Russian Media Executives Lambast Foreign Funding Bill as Repressive

Russian media representatives slammed as repressive and damaging a recently introduced bill that would oblige media to declare foreign funding at a session in the State Duma on Thursday, the Interfax news agency reported.

The bill would require media to report all funding they receive from abroad — with the exception of advertising and funds from the company founder — to Roskomnadzor, the state media watchdog, or pay a fine for failing to do so. Multiple violations would allow a court to close down the offending media outlet.

Since the bill would make it possible for media outlets to be closed down, it could be used as a repressive instrument, the head of Vedomosti newspaper's legal department, Vladimir Rumyantsev, told a meeting of the Duma's information policy committee, Interfax reported.

When a media organization sells a subscription, it cannot check the buyer's citizenship, but if the buyer is foreign, the company will have unintentionally violated the bill, he added.

“This bill is fighting against phantoms that don't exist, and sets down aims that it won't achieve, while achieving other aims: It will eliminate independent media, leaving only state outlets,” Rumyantsev was cited by Interfax as saying.

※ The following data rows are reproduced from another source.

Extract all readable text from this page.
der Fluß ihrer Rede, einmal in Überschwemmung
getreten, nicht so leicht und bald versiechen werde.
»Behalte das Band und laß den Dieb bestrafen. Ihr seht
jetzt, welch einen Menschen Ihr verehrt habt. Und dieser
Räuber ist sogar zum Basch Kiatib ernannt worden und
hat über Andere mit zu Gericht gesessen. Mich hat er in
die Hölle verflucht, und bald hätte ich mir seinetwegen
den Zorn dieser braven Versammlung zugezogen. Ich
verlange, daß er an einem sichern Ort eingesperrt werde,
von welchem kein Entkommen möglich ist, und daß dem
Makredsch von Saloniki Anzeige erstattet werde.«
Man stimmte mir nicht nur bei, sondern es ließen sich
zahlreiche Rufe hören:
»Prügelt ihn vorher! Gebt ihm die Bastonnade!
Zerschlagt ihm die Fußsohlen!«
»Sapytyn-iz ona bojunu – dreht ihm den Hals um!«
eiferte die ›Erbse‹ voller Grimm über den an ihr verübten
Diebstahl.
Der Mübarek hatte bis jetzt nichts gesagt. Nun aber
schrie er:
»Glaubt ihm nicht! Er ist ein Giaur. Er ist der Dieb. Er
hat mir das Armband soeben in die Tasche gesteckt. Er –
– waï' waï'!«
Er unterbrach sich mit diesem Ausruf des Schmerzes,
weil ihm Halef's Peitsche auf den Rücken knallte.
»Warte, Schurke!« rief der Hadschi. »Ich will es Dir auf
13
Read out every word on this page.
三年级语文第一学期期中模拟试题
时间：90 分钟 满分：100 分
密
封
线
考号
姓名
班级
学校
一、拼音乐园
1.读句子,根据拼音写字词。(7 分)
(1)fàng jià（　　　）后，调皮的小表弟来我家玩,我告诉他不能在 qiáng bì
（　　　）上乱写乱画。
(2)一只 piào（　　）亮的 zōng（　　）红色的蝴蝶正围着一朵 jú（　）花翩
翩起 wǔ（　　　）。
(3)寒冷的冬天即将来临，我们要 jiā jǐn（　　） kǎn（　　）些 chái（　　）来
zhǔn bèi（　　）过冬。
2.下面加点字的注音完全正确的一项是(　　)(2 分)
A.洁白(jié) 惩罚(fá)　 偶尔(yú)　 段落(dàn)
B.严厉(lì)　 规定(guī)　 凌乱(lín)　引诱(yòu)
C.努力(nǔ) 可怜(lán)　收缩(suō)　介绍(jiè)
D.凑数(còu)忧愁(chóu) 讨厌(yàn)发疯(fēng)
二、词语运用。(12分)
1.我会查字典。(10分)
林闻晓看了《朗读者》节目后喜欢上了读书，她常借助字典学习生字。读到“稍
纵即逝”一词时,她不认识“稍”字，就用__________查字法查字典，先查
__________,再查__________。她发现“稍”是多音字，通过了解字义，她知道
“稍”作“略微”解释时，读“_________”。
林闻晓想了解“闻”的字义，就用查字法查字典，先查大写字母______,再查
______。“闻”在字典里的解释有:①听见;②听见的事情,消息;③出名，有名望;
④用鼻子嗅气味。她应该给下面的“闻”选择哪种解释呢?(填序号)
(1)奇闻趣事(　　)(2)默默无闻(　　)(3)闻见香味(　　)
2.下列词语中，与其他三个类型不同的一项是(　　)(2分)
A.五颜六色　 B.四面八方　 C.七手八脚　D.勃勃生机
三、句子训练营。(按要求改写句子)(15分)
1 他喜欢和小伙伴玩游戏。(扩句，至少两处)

Kommersant newspaper's CEO Maria Komarova said that the bill, which was introduced by an inter-party group of Duma deputies on Oct. 7, can be interpreted as repressive in its current version, Interfax reported.

Leonid Levin, head of the Duma's information policy committee, said at the meeting that the bill would be edited and revised during the parliamentary hearings it must undergo before it can become law, Vedomosti reported.